The Detroit Tigers entered the 2021-22 off-season in dire need of an elite shortstop. One who would shore up their weakest position both in the lineup and on the field. There was a rare class of shortstops on the free-agent market, yet the Tigers didn’t get one.
Rumor has it that Detroit made a run at Carlos Correa, offering a 10-year contract with some bells and whistles, but he wound up waiting out the market and settling for a two-year deal with the Minnesota Twins which morphed into a one-year contract when he opted out of the second season. Correa is one of another class of elite shortstops on the free agent market this winter.
To say that the Tigers need an impact bat in the lineup would be a gross understatement. The team posted the fewest runs per game in any season in 122 years of franchise history, dating back to 1904. With a revolving door of butchers at the position in 2021, adding a solid hitting and fielding shortstop was just what the doctor ordered for the Tigers.
The shortstop that they signed, Javier Baez, had an awful season. Although he led the team with a 2.0 fWAR, that ranked 20th in the major leagues among shortstops (min 350 PA). He slashed just .238/.278/.393 with a wRC+ of 90, which is ten points below a league-average hitter. In the field, he caught a case of the yips, posting minus-5 defensive runs saved and minus-14 UZR/150. He also led the majors with 26 errors.
Comments from Tigers’ new President of Baseball Operations, Scott Harris, would suggest that the team will take another ride with Baez as their shortstop, on the theory that 2022 was an outlier for a player that they believe is a premier option at the position. They shouldn’t. While Baez has had some good seasons, including three where he topped 112 wRC+, his career number is 102 — or just a tick above average. Detroit signed him coming off a season where he posted 4.0 fWAR and 117 wRC+.
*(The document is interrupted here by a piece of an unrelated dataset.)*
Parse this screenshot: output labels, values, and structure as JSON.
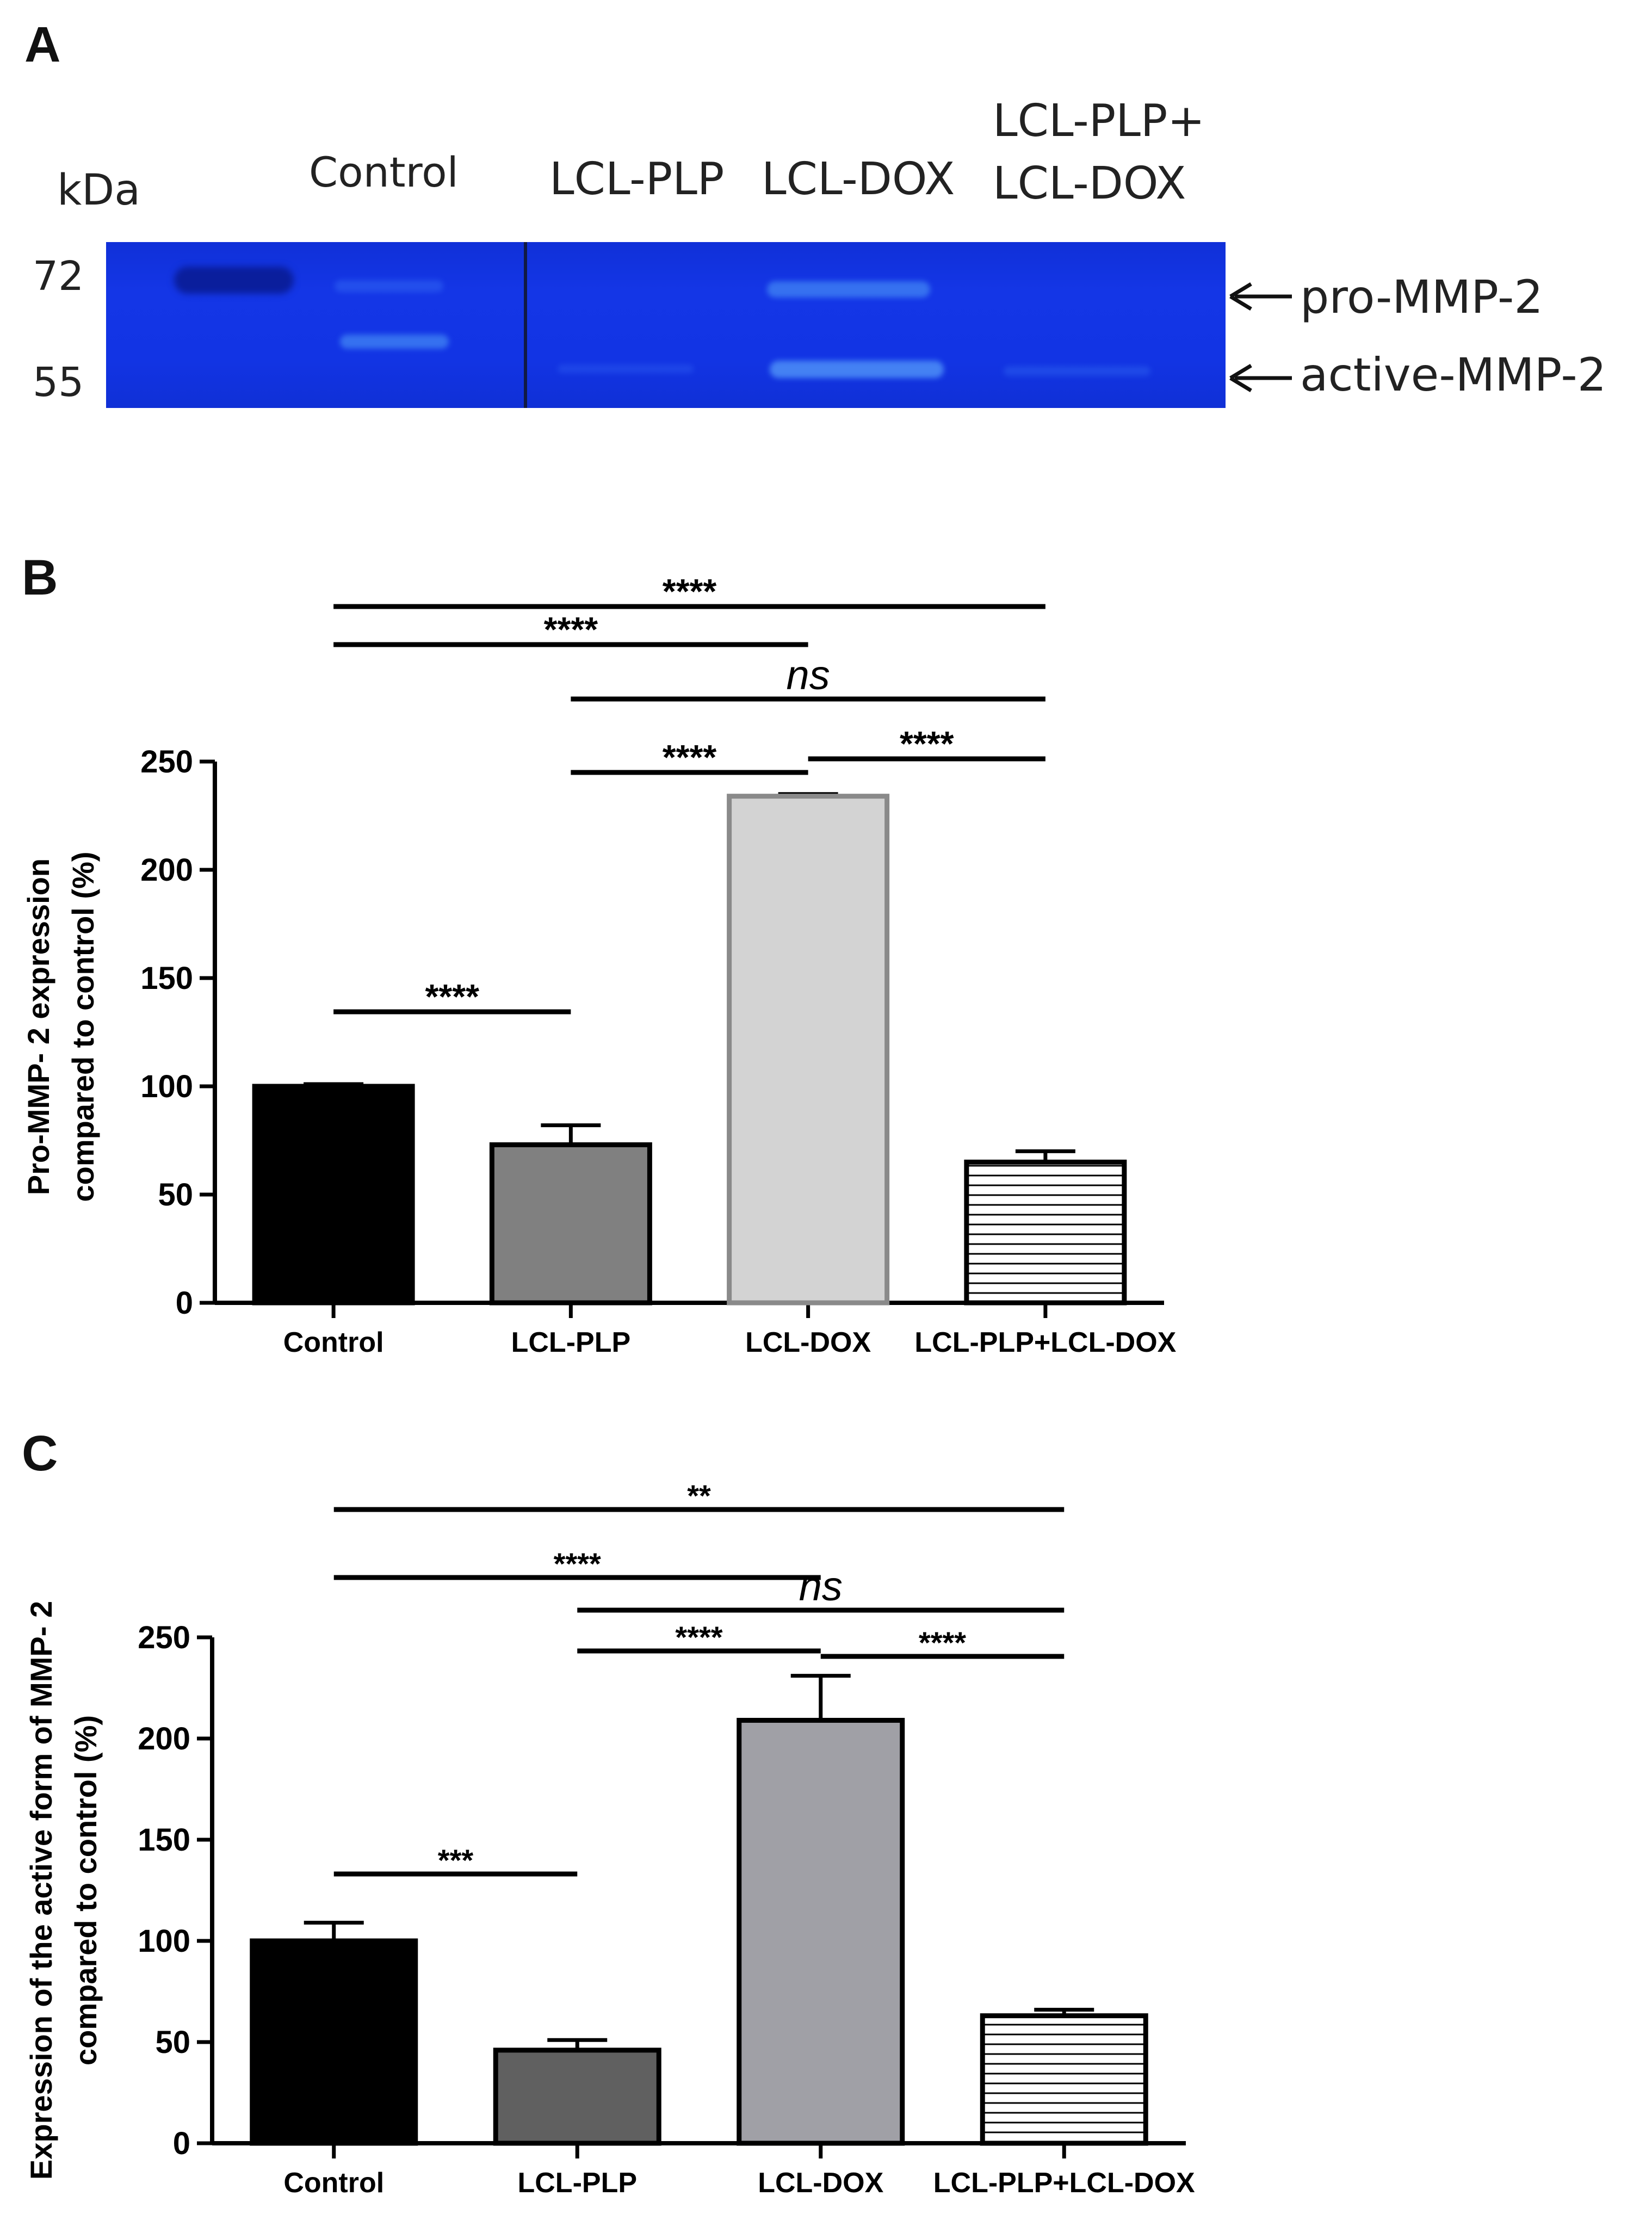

The Tigers don’t need to resign themselves to being held back by another long-term contract for an underperforming player. Baez could easily move to second base, or move to another team, and chalk it up to a bad contract signed by Al Avila.
As the Tigers look at the free agent market for solutions to their anemic offense, the one position that stands out with elite talent is again shortstop. After Aaron Judge, who will be the top free agent on the market, probably the four next-best players are all shortstops: Correa, the Dodgers’ Trea Turner, Boston’s Xander Bogaerts, and Atlanta’s Dansby Swanson.
While Detroit has committed up to seven years and $140 million to Baez (now 6 yrs/$120M) he has an opt-out after the 2023 season, and if he does rebound and have a solid year, he could very well jump ship, leaving the Tigers where they started: with a hole at shortstop. Baez spent the second half of the 2021 season playing second base for the New York Mets as they had Francisco Lindor at short, and he had some of the best months of his career at that position. It just so happens that the Tigers had the weakest hitter in the major leagues at second base in the person of Jonathan Schoop, who has one year remaining on his contract.
MLB Trade Rumors ranked the top 50 free agents, with the four shortstops listed at 2, 3, 4 and 5. Their projected salaries range from 7 years/$158 million for Swanson to 9 years/$288 million for Correa. Unless they’re going to sign Aaron Judge for a projected $300 million plus — and I wouldn’t hold my breath on that — signing a shortstop would give them the biggest impact that they could find on the free agent market.
Reports have Harris wanting a left-handed hitting infielder, a right-handed hitting outfielder, and pitching, while they will entertain the addition of adding a catcher. All four of the elite free-agent shortstops are right-handed hitters. But then, the next Lou Whitaker isn’t walking through that door, so improvise!
Scrolling down MLBTR’s list of free agents, there isn’t another middle infielder or third baseman until Brandon Drury at No 37. He and Jean Segura, who played second base for the Phillies and is ranked No 40, are each projected to sign for two years and $18 million. They would be upgrades in Detroit, but Harris would still be searching for an impact bat for the middle of the order. The team needs multiple players of that description.